A few years ago, I took part in an interview for a library job where one of the questions was, "Tell us about a situation in which there was no possible solution-- what you did in response?" I thought of the most impossible situation I ever had, where a patron who spoke English as a second language wanted a book about the Headless Horseman and followed the plot-line of The Legend of Sleepy Hollow, and yet was not Washington Irving and not in the children's section because her 13-year-old son was far too advanced for children's books. After doing an extensive search, another librarian and I figured out that the woman may have read the book in translation in her home country and thought the translator was the author.
There were copies of The Legend of Sleepy Hollow in both the children's and adult sections of the library, but when it was apparent that none of the librarians on staff could produce the book she described that was not written by Washington Irving, the woman stormed off with her embarrassed 13-year-old son in tow. It felt like an impossible situation.
Later on, it occurred to me that I hadn't answered the interview question correctly. What the interviewers may have wanted to hear was a chirpy, "There are no impossible situations!
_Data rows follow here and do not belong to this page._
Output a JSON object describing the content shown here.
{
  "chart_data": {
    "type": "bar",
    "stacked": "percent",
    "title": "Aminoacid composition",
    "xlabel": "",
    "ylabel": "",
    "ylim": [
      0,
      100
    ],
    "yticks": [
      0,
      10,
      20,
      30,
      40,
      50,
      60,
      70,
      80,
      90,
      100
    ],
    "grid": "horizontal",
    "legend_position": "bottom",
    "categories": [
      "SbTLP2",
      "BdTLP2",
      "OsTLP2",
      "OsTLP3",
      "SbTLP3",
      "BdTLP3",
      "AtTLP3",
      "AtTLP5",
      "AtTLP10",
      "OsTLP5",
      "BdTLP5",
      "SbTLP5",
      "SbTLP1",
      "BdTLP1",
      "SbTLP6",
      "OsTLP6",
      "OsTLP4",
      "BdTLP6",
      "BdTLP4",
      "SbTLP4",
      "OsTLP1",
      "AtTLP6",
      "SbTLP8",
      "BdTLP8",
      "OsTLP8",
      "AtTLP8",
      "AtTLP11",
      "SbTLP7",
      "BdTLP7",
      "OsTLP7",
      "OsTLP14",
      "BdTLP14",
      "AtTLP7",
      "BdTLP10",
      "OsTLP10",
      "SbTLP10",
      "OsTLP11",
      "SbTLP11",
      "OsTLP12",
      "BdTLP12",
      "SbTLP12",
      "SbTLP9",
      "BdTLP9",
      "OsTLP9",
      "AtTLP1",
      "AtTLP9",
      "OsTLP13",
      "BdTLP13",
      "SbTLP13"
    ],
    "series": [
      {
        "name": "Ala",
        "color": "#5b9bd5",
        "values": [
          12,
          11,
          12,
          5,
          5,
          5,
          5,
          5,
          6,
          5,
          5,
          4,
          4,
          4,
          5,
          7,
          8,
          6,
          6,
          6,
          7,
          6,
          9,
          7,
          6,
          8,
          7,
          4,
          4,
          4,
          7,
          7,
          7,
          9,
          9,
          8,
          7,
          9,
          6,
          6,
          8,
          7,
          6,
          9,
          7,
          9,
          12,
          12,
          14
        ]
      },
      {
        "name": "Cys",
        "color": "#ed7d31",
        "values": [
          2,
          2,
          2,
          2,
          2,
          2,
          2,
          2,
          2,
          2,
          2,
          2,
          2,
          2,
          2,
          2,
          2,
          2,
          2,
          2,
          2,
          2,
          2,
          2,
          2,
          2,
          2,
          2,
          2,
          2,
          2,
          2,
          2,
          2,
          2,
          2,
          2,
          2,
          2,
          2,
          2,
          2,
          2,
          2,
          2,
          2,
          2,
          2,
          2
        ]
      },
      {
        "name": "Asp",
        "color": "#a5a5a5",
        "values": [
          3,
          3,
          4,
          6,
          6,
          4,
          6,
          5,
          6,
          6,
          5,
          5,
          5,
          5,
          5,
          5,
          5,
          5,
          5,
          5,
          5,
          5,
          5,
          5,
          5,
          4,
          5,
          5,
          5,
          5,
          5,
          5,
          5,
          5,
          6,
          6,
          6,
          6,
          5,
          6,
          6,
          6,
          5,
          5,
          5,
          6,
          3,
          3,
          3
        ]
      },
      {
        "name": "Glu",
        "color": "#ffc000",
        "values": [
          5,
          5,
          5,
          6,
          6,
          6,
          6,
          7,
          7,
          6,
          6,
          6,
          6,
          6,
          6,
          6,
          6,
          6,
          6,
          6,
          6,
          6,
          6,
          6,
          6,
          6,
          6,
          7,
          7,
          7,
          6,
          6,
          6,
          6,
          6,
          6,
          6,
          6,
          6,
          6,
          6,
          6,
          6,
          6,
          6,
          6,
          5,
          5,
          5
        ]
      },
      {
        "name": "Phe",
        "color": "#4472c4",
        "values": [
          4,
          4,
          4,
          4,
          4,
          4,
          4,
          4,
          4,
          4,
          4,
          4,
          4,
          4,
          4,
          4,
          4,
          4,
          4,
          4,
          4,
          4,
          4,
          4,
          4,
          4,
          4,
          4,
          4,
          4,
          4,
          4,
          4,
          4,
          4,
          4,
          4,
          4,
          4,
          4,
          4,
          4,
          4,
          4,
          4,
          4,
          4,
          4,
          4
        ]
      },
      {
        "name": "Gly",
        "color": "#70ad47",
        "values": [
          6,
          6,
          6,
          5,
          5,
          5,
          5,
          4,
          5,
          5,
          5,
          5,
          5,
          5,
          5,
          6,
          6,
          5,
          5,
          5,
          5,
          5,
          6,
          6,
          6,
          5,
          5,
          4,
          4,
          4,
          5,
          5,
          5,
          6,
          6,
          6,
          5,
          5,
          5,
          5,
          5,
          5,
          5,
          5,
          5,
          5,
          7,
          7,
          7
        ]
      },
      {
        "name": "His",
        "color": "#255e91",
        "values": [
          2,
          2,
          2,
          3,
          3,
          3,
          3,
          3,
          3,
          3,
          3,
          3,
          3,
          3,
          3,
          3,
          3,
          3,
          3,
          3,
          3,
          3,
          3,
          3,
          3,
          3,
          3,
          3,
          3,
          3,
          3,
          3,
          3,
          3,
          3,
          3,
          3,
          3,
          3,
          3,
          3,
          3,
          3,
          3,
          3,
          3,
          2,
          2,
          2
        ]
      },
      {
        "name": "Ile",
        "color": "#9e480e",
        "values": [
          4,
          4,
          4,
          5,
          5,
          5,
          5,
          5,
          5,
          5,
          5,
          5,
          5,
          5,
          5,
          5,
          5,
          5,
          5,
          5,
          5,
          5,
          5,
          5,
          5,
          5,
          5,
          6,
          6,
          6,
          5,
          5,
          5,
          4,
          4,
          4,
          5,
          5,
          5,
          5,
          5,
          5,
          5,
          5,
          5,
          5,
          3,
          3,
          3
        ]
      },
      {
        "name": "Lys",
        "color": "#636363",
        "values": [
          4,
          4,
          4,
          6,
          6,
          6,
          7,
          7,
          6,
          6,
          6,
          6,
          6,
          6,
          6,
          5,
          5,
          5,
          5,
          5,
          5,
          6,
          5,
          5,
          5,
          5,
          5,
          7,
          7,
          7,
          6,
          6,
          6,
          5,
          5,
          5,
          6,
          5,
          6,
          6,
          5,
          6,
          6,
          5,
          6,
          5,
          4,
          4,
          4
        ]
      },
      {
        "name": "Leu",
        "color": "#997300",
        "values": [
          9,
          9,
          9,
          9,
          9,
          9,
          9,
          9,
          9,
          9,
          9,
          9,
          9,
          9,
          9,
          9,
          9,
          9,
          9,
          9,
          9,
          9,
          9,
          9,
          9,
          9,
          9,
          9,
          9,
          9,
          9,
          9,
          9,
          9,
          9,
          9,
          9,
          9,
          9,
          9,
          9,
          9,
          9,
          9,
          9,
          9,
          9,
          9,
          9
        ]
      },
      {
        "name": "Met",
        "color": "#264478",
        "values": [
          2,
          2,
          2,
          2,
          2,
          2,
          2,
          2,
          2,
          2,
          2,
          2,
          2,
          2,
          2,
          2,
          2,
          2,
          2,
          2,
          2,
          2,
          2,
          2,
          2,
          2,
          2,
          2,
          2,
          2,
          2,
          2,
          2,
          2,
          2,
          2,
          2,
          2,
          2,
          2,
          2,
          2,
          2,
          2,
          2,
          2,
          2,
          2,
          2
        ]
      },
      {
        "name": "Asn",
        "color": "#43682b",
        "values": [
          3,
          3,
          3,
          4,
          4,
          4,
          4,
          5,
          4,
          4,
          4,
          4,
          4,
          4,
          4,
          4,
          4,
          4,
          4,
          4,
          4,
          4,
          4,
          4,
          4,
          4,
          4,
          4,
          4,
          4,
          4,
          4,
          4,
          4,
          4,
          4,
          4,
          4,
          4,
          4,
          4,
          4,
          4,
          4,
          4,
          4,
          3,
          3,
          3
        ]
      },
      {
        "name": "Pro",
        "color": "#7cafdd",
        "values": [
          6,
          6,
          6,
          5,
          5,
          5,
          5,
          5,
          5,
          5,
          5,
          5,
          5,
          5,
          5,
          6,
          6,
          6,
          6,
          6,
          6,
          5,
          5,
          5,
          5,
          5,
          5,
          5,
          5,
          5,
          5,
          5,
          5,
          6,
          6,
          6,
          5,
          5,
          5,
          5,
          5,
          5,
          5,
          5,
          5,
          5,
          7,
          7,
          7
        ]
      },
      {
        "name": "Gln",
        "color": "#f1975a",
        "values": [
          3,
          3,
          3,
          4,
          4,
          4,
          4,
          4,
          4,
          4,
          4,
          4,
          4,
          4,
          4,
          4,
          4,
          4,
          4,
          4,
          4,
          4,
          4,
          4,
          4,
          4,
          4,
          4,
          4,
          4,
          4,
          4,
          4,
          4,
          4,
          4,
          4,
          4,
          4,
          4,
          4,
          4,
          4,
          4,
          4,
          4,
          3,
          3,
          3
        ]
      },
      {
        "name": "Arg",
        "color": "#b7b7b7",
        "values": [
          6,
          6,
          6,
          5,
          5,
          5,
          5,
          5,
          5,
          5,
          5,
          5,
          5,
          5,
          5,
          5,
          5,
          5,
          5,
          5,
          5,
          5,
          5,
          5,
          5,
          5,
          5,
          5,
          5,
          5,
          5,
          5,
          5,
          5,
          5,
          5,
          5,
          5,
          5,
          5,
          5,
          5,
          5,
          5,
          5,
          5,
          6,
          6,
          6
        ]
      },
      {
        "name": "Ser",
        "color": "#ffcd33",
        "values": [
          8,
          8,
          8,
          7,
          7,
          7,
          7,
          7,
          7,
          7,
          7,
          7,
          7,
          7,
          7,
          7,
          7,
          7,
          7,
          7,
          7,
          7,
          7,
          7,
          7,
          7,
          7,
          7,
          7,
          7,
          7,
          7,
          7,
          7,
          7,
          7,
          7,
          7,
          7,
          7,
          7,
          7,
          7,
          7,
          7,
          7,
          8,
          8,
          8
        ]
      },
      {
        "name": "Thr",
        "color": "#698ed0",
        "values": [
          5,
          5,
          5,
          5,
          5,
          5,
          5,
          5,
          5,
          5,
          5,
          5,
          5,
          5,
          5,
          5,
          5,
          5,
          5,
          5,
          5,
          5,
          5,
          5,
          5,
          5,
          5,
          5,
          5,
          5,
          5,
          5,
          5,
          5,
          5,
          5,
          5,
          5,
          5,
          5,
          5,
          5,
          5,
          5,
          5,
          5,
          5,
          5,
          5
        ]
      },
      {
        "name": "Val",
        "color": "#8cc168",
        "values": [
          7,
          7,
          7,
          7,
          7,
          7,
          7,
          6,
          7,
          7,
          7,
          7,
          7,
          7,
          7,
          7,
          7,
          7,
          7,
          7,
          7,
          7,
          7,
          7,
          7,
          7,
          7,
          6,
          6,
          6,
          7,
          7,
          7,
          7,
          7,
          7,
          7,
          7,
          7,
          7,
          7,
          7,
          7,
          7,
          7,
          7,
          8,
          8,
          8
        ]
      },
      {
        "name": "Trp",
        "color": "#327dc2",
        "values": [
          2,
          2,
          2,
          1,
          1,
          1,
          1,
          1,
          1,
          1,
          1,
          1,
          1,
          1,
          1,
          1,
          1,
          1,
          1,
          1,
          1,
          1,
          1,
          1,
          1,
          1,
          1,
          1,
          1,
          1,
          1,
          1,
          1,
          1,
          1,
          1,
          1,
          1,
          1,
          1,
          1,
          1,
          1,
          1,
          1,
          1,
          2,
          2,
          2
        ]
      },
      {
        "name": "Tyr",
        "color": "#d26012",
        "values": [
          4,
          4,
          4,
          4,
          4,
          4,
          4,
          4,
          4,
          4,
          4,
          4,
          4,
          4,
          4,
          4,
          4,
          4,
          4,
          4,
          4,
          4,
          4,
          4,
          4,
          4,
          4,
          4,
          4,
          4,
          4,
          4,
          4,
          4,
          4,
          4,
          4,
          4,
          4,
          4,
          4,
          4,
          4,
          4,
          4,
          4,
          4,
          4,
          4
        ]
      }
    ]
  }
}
Here is an example of a situation that might have seemed impossible to someone else, but I was able to solve it using the know-how of my library science degree plus years of experience."
One of the major challenges a library staff person can do is to figure out what a patron really wants when it's different from what a patron says s/he wants. In that same job interview, I talked about another patron who wanted information on an ancient form of Judaism, and I figured out that what she actually wanted was Janism, an offshoot of Hinduism.
Have you ever dealt with the impossible questions, either in your work environment or in an interview? What did you say? What do you wish you had said?